Here are some example inputs/outputs to demonstrate what I mean:
>>> compare([1, 2, 3, 4], [4, 3, 2, 1])
4
>>> compare([1, 2, 3], [1, 2, 3])
0
# Each item in the first list has the same index in the other
>>> compare([1, 2, 4, 4], [1, 4, 4, 2])
2
# The 3rd '4' in both lists don't count, since they have the same indexes
>>> compare([1, 2, 3, 3], [5, 3, 5, 5])
1
# Duplicates don't count
The lists are always the same size.
This is the algorithm I have so far:
def compare(list1, list2):
# Eliminate any direct matches
list1 = [a for (a, b) in zip(list1, list2) if a != b]
list2 = [b for (a, b) in zip(list1, list2) if a != b]
out = 0
for possible in list1:
if possible in list2:
index = list2.index(possible)
del list2[index]
out += 1
return out
Is there a more concise and eloquent way to do the same thing?
This python function does hold for the examples you provided:
def compare(list1, list2):
D = {e:i for i, e in enumerate(list1)}
return len(set(e for i, e in enumerate(list2) if D.get(e) not in (None, i)))
since duplicates don't count, you can use sets to find only the elements in each list. A set only holds unique elements. Then select only the elements shared between both using list.index
def compare(l1, l2):
s1, s2 = set(l1), set(l2)
shared = s1 & s2 # intersection, only the elements in both
return len([e for e in shared if l1.index(e) != l2.index(e)])
You can actually bring this down to a one-liner if you want
def compare(l1, l2):
return len([e for e in set(l1) & set(l2) if l1.index(e) != l2.index(e)])
Alternative:
Functionally you can use the reduce builtin (in python3, you have to do from functools import reduce first). This avoids construction of the list which saves excess memory usage. It uses a lambda function to do the work.
def compare(l1, l2):
return reduce(lambda acc, e: acc + int(l1.index(e) != l2.index(e)),
set(l1) & set(l2), 0)
A brief explanation:
reduce is a functional programming contruct that reduces an iterable to a single item traditionally. Here we use reduce to reduce the set intersection to a single value.
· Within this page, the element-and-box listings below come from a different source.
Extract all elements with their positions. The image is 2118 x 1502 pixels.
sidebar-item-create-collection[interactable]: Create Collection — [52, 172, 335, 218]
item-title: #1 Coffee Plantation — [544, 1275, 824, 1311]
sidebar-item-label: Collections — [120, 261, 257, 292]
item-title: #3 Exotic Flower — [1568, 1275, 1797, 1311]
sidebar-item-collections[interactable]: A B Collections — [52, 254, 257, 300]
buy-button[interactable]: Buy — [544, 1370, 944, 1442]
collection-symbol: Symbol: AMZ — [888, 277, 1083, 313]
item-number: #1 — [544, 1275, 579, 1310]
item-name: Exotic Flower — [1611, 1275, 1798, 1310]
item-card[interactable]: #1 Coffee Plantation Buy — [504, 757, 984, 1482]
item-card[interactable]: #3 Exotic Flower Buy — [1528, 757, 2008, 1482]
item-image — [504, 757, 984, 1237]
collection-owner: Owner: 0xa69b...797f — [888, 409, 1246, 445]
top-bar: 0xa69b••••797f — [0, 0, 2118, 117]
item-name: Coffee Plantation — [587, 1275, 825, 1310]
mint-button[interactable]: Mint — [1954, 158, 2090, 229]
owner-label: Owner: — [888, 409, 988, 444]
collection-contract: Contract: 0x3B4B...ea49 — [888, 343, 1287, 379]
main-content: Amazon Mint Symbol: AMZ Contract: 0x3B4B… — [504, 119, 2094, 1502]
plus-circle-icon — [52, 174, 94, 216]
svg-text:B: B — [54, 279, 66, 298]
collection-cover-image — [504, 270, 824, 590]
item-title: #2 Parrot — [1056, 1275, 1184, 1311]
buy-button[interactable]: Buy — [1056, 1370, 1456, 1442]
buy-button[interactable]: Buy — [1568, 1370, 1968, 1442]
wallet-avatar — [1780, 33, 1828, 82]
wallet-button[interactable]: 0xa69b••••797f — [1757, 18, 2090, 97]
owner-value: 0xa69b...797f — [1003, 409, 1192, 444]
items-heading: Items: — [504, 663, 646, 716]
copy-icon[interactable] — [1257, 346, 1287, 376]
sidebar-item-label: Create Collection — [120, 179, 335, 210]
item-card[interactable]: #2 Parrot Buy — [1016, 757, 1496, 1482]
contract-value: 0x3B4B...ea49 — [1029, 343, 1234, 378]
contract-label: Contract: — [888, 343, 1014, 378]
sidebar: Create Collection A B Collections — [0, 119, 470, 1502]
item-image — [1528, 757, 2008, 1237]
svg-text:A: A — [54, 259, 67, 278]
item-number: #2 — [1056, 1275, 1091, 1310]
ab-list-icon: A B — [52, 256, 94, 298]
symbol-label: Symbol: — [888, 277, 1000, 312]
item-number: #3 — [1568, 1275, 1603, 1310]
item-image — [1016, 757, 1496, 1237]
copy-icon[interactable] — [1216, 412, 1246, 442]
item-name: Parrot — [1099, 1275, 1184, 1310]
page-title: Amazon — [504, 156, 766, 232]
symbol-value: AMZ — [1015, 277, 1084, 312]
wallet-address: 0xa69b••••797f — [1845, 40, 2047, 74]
lambda functions are anonymous functions. Saying lambda x, y: x + 1 is like saying def func(x, y): return x + y except that the function has no name. reduce takes a function as its first argument. The first argument a the lambda receives when used with reduce is the result of the previous function, the accumulator.
set(l1) & set(l2) is a set consisting of unique elements that are in both l1 and l2. It is iterated over, and each element is taken out one at a time and used as the second argument to the lambda function.
0 is the initial value for the accumulator. We use this since we assume there are 0 shared elements with different indices to start.
I dont claim it is the simplest answer, but it is a one-liner.
import numpy as np
import itertools
l1 = [1, 2, 3, 4]
l2 = [1, 3, 2, 4]
print len(np.unique(list(itertools.chain.from_iterable([[a,b] for a,b in zip(l1,l2) if a!= b]))))
I explain:
[[a,b] for a,b in zip(l1,l2) if a!= b]
is the list of couples from zip(l1,l2) with different items. Number of elements in this list is number of positions where items at same position differ between the two lists.
Then, list(itertools.chain.from_iterable() is for merging component lists of a list. For instance :
>>> list(itertools.chain.from_iterable([[3,2,5],[5,6],[7,5,3,1]]))
[3, 2, 5, 5, 6, 7, 5, 3, 1]
Then, discard duplicates with np.unique(), and take len().